Porous Co3O4/SnO2 quantum dot (QD) heterostructures with abundant oxygen vacancies and Co2+ ions for highly efficient gas sensing and oxygen evolution reaction

Porous Co3O4/SnO2 quantum dot (QD) heterojunctions with a strong synergistic effect are successfully synthesized in this paper. Owing to the strong synergistic effect between Co3O4 and SnO(2)QDs, Co3O4/SnO(2)QD heterostructures possess more Co2+ ions for a faster Co2+/Co-0 redox reaction in the process of sensing of reducing gases and electrochemical reactions, and more oxygen vacancies for more active sites and reduced charge transfer resistance on the surface. These advantages are demonstrated to significantly enhance the gas sensitivity to xylene and greatly improve the catalysis for the oxygen evolution reaction (OER). As a catalyst for the OER, Co3O4/SnO(2)QD (1:1) heterostructures exhibit the highest current density, lowest onset potential, largest active surface area and remarkable durability in alkaline electrolytes.
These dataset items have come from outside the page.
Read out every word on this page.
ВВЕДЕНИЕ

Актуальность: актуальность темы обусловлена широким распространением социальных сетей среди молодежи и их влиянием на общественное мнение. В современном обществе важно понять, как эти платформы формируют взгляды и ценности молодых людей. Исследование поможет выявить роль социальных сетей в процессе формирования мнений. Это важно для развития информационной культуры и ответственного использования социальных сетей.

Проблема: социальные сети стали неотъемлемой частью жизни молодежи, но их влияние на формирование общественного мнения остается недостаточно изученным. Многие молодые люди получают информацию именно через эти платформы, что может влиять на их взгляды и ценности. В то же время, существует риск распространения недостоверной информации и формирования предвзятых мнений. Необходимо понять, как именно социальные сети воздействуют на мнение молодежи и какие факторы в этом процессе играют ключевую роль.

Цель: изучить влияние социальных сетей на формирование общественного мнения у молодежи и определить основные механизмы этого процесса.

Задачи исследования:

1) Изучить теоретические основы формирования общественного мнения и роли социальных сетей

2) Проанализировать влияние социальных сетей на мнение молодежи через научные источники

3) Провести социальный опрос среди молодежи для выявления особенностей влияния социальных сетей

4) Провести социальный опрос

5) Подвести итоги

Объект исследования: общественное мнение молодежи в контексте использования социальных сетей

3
The sensitivity of Co3O4/SnO(2)QD (1:1) heterostructures to 100 ppm xylene is almost 10 times higher than that of pure Co3O4 nanosheets and 3 times higher than that of SnO(2)QDs. In addition, Co3O4/SnO(2)QD (1:1) heterostructure sensors exhibit excellent gas selectivity, long-term stability and markedly high response to low concentrations of xylene at low operating temperatures.